§ 212 BAO

Berechnung der Stundungszinsen nach § 212 BAO — Basiszinssatz + 4,5% (standardmäßig 6,62% p.a. bei 2,12% Basiszinssatz).

Letzte Aktualisierung: 12. 5. 2026 · Gültig für: 2026 · Version: 1.0.0

Rechtsgrundlage

Kurz zum Thema: Stundungszinsen nach § 212 BAO

Stundungszinsen sind ein wichtiges Instrument der österreichischen Abgabenverwaltung, das den finanziellen Vorteil ausgleicht, den ein Abgabepflichtiger erhält, wenn er seine Steuerschuld später als ursprünglich fällig bezahlen darf. Anders als Säumniszuschläge sind sie keine Sanktion, sondern ein Entgelt für die zeitweise Inanspruchnahme öffentlicher Mittel.

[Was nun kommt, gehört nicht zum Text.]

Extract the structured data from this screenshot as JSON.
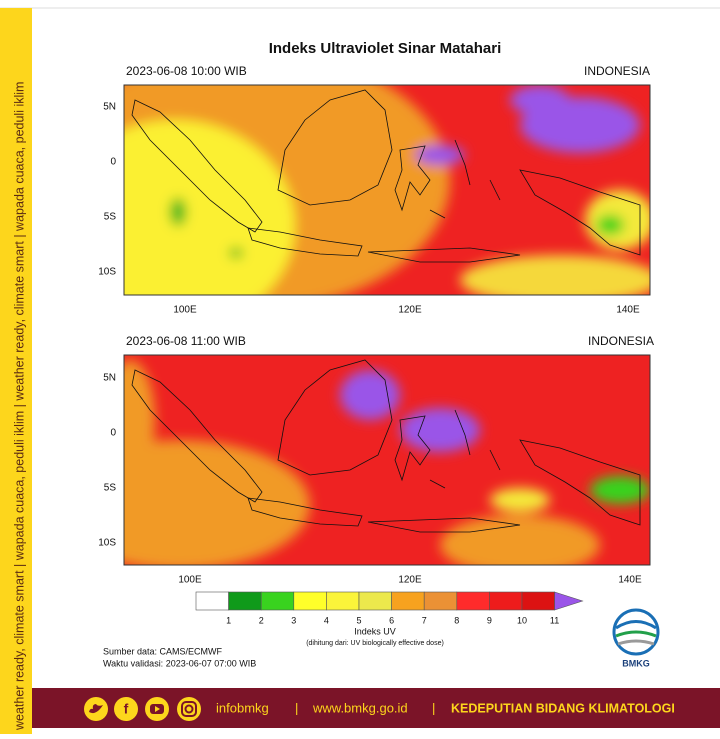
{
  "sidebar": "weather ready, climate smart | wapada cuaca, peduli iklim | weather ready, climate smart | wapada cuaca, peduli iklim",
  "title": "Indeks Ultraviolet Sinar Matahari",
  "panels": [
    {
      "time": "2023-06-08  10:00 WIB",
      "region": "INDONESIA",
      "lat_labels": [
        "5N",
        "0",
        "5S",
        "10S"
      ],
      "lon_labels": [
        "100E",
        "120E",
        "140E"
      ]
    },
    {
      "time": "2023-06-08  11:00 WIB",
      "region": "INDONESIA",
      "lat_labels": [
        "5N",
        "0",
        "5S",
        "10S"
      ],
      "lon_labels": [
        "100E",
        "120E",
        "140E"
      ]
    }
  ],
  "legend": {
    "labels": [
      "1",
      "2",
      "3",
      "4",
      "5",
      "6",
      "7",
      "8",
      "9",
      "10",
      "11"
    ],
    "colors": [
      "#ffffff",
      "#0f9a1a",
      "#39d31f",
      "#ffff2a",
      "#fbf43a",
      "#ece84c",
      "#f7a21f",
      "#eb9135",
      "#ff2b2b",
      "#ee1c1c",
      "#dc1212",
      "#9a55e8"
    ],
    "title": "Indeks UV",
    "note": "(dihitung dari: UV biologically effective dose)"
  },
  "source": "Sumber data: CAMS/ECMWF",
  "validity": "Waktu validasi: 2023-06-07 07:00 WIB",
  "logo": "BMKG",
  "footer": {
    "handle": "infobmkg",
    "separator": "|",
    "website": "www.bmkg.go.id",
    "unit": "KEDEPUTIAN BIDANG KLIMATOLOGI"
  }
}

Gesetzliche Grundlage und Höhe

Die gesetzliche Grundlage findet sich in § 212 Abs 4 BAO, der einen Zinssatz von 4,5% über dem jeweiligen Basiszinssatz vorsieht. Der Basiszinssatz wird von der Oesterreichischen Nationalbank halbjährlich angepasst und orientiert sich am Leitzins der EZB. Für 2026 beträgt der Basiszinssatz 2,12%, wodurch sich ein Stundungszinssatz von 6,62% ergibt.

Die Zinsen werden taggenau berechnet, wobei für jeden angefangenen Tag Zinsen anfallen. Die Formel lautet: Gestundeter Betrag × (Basiszinssatz + 4,5%) × (Tage/365). Beispiel: 10.000 € über 30 Tage → 10.000 × 0,0662 × 30/365 = 54,41 € Zinsen.

Anwendung in der Praxis

Stundungszinsen kommen regelmäßig bei Anträgen auf Zahlungsaufschub vor, etwa wenn ein Unternehmen vorübergehend in Liquiditätsschwierigkeiten gerät und beim Finanzamt eine Stundung der Umsatzsteuerschuld beantragt. Auch Ratenzahlungsvereinbarungen können Stundungszinsen auslösen.

Abgrenzung

Es ist wichtig, Stundungszinsen von anderen Zinsarten zu unterscheiden: Die Anspruchszinsen (§ 205 BAO) betreffen den Zeitraum zwischen Entstehung und Festsetzung, Aussetzungszinsen (§ 212a BAO) fallen während eines Rechtsmittelverfahrens an, und Säumniszuschläge (§ 217 BAO) sind Zuschläge bei verspäteter Zahlung ohne Stundungsbewilligung.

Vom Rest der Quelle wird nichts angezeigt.